Rhonda McClure, the genealogist who documented the Montgomery-Borden connection, said, "I wonder how Elizabeth would have felt if she knew she was playing her own cousin." One of the gowns which was worn by Montgomery in the film is on display at the bed-and-breakfast which now occupies the Borden house.

Irish actress Fionnula Flanagan was cast in the part of the Borden's maid, Bridget Sullivan, who was originally from Ireland.

==Reception==
===Awards===
The film won writer William Bast the 1975 Edgar Award for Best TV Feature/Miniseries. It also won two Emmy Awards, for Costume Design (presented to Guy C. Verhille) and Film Editing (John A. Martinelli), and received nominations in three other Emmy categories: Lead Actress (Montgomery), Art Direction (Jack De Shields), and Sound Editing (Harry Gordon).

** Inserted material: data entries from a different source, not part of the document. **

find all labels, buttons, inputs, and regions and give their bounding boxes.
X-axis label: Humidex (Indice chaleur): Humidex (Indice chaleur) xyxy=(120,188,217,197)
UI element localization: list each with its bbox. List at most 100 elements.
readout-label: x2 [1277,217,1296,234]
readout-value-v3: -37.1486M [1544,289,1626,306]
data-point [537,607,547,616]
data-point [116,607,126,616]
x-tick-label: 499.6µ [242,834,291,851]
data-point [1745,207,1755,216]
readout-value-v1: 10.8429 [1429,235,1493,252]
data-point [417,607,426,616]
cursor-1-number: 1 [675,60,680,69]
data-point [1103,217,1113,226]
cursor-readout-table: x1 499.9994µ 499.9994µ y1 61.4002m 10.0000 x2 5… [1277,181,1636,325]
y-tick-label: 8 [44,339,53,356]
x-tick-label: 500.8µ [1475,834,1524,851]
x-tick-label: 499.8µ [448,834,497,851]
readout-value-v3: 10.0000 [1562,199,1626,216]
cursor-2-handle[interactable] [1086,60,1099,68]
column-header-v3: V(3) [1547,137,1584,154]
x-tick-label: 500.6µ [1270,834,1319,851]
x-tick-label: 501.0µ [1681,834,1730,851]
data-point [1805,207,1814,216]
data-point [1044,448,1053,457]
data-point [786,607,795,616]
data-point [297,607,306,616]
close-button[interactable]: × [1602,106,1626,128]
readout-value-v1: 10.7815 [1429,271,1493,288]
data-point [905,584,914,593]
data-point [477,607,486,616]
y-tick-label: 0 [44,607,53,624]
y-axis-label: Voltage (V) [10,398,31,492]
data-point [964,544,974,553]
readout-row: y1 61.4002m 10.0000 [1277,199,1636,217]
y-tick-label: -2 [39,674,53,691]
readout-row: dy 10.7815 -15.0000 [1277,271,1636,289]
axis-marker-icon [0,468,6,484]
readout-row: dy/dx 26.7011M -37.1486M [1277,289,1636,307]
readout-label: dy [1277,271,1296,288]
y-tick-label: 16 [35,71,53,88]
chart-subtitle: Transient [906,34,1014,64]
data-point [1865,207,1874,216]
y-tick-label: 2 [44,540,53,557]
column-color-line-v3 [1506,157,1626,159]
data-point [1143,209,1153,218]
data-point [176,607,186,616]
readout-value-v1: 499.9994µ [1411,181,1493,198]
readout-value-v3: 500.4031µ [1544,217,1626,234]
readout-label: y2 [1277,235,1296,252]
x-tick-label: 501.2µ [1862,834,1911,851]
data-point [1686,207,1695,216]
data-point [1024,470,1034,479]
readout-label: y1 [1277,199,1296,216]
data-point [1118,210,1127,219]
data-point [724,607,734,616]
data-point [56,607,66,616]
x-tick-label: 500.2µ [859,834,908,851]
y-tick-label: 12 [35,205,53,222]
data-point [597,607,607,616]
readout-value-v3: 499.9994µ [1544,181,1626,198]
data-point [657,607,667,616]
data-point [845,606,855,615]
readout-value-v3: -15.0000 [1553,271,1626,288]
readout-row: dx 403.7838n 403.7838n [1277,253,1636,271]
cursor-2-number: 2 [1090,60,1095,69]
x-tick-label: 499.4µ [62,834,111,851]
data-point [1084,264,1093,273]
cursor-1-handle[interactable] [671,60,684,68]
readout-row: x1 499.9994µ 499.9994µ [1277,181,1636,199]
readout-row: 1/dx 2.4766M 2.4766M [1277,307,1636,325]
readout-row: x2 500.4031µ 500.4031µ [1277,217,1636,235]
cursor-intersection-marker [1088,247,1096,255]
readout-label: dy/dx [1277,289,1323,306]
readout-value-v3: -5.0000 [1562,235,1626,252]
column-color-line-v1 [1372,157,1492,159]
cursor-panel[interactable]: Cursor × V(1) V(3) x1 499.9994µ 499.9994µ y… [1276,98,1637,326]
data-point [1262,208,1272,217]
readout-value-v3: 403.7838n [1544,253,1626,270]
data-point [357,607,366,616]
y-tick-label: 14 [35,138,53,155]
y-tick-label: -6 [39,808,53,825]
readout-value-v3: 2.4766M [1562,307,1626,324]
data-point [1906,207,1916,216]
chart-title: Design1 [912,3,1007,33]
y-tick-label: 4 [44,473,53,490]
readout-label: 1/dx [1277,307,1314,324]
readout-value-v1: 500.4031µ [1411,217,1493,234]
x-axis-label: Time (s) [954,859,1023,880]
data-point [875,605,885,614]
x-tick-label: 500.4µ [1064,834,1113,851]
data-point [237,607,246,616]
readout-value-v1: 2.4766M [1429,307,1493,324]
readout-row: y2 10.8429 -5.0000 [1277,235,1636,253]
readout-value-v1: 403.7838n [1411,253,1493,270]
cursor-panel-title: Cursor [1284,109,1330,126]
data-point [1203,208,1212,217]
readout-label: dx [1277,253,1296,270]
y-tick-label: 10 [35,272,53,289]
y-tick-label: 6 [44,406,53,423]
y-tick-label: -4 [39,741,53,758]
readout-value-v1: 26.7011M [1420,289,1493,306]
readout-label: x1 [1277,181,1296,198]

The film was also nominated for Best Motion Picture Made for Television in the 1976 Golden Globe Awards.

==European version==
The European theatrical version is more explicit than the theatrical version which was broadcast on ABC, showing Borden nude in the scenes when she kills her father and stepmother. This version also runs an extra 4 minutes, 104 minutes total versus the United States version of 100 minutes.

==Release==
A Region 1 DVD release of the film was released on October 7, 2014.